O poeta Vital buscou as veredas dos deuses, a fim de nos oferecer a semiologia das palavras, que se encontram do outro lado da margem, nos oferecendo e mapeando os limites da diacronia e sincronia (“langue” e “parole”), sintagma e paradigma, e compreender que o signo só significa na dependência da linguagem, embora ausente do texto motiva a sua estruturação, através da metonímia:
SEIOS
“Rijos deuses redondos
para o culto alpino do lábio
canções de carne
que mordem a boca
e encantam
a alma da mão.”
Neste poema, as metáforas, misturadas a todos os casos da metonímia, se transpõem e levam o sujeito ao reino do onanismo universal / “e encantam / a alma da mão/, enquanto sacerdote do / culto alpino do lábio” /. O poeta se doa ao imaginário, através do sonho e do SIM-bólico.”

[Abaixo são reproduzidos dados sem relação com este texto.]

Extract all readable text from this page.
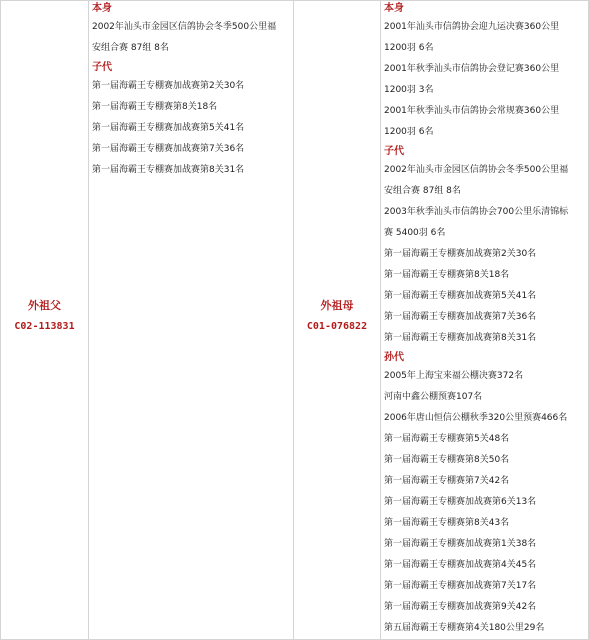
外祖父
C02-113831
本身
2002年汕头市金园区信鸽协会冬季500公里福
安组合赛 87组 8名
子代
第一届海霸王专棚赛加战赛第2关30名
第一届海霸王专棚赛第8关18名
第一届海霸王专棚赛加战赛第5关41名
第一届海霸王专棚赛加战赛第7关36名
第一届海霸王专棚赛加战赛第8关31名
外祖母
C01-076822
本身
2001年汕头市信鸽协会迎九运决赛360公里
1200羽 6名
2001年秋季汕头市信鸽协会登记赛360公里
1200羽 3名
2001年秋季汕头市信鸽协会常规赛360公里
1200羽 6名
子代
2002年汕头市金园区信鸽协会冬季500公里福
安组合赛 87组 8名
2003年秋季汕头市信鸽协会700公里乐清锦标
赛 5400羽 6名
第一届海霸王专棚赛加战赛第2关30名
第一届海霸王专棚赛第8关18名
第一届海霸王专棚赛加战赛第5关41名
第一届海霸王专棚赛加战赛第7关36名
第一届海霸王专棚赛加战赛第8关31名
孙代
2005年上海宝来福公棚决赛372名
河南中鑫公棚预赛107名
2006年唐山恒信公棚秋季320公里预赛466名
第一届海霸王专棚赛第5关48名
第一届海霸王专棚赛第8关50名
第一届海霸王专棚赛第7关42名
第一届海霸王专棚赛加战赛第6关13名
第一届海霸王专棚赛第8关43名
第一届海霸王专棚赛加战赛第1关38名
第一届海霸王专棚赛加战赛第4关45名
第一届海霸王专棚赛加战赛第7关17名
第一届海霸王专棚赛加战赛第9关42名
第五届海霸王专棚赛第4关180公里29名
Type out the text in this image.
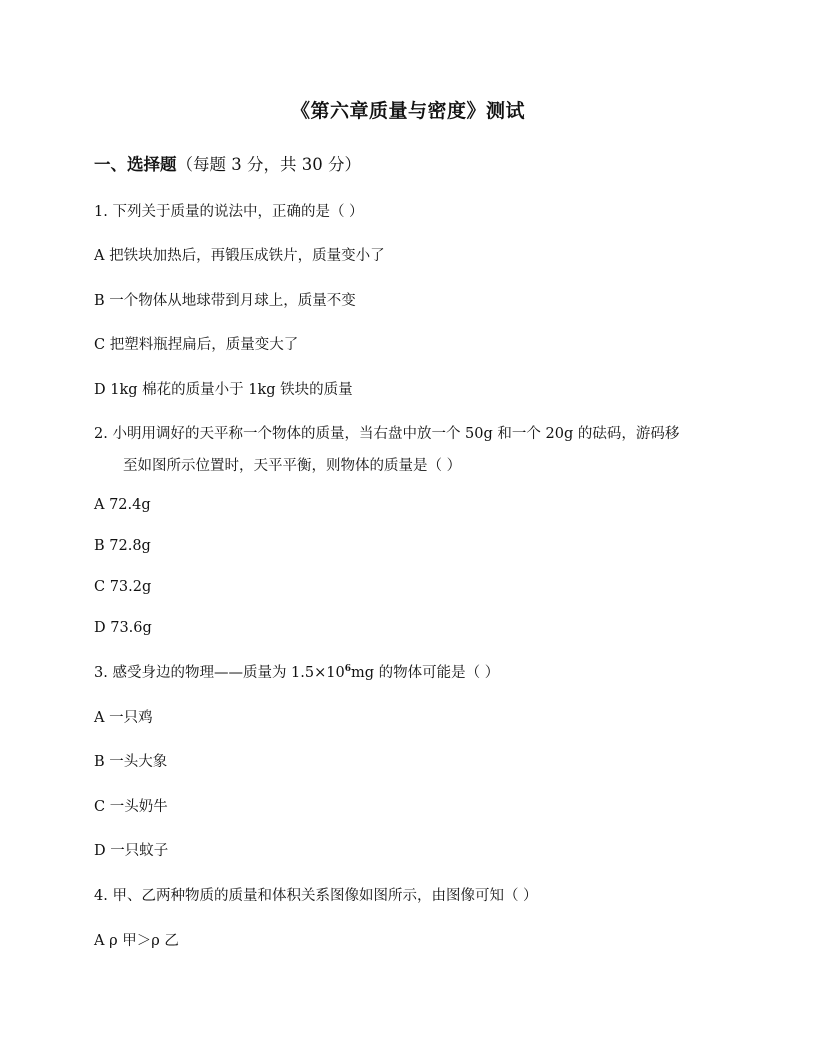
《第六章质量与密度》测试
一、选择题（每题 3 分，共 30 分）
1. 下列关于质量的说法中，正确的是（ ）
A 把铁块加热后，再锻压成铁片，质量变小了
B 一个物体从地球带到月球上，质量不变
C 把塑料瓶捏扁后，质量变大了
D 1kg 棉花的质量小于 1kg 铁块的质量
2. 小明用调好的天平称一个物体的质量，当右盘中放一个 50g 和一个 20g 的砝码，游码移
至如图所示位置时，天平平衡，则物体的质量是（ ）
A 72.4g
B 72.8g
C 73.2g
D 73.6g
3. 感受身边的物理——质量为 $1.5\times 10^6mg$ 的物体可能是（ ）
A 一只鸡
B 一头大象
C 一头奶牛
D 一只蚊子
4. 甲、乙两种物质的质量和体积关系图像如图所示，由图像可知（ ）
A ρ 甲＞ρ 乙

A poética de Vital nasce e cresce, a partir do líquen das palavras e se espalha aos ventos zéfiros engravidando o tempo poético do poema (como as éguas iberas) em Machado de Assis, que engravidavam pelo vento, através da luta com as palavras. Sua obra poética vincula-se a um martelo quebrando as pedras dos vocábulos, a fim de criar um poema novo repleto de futuros.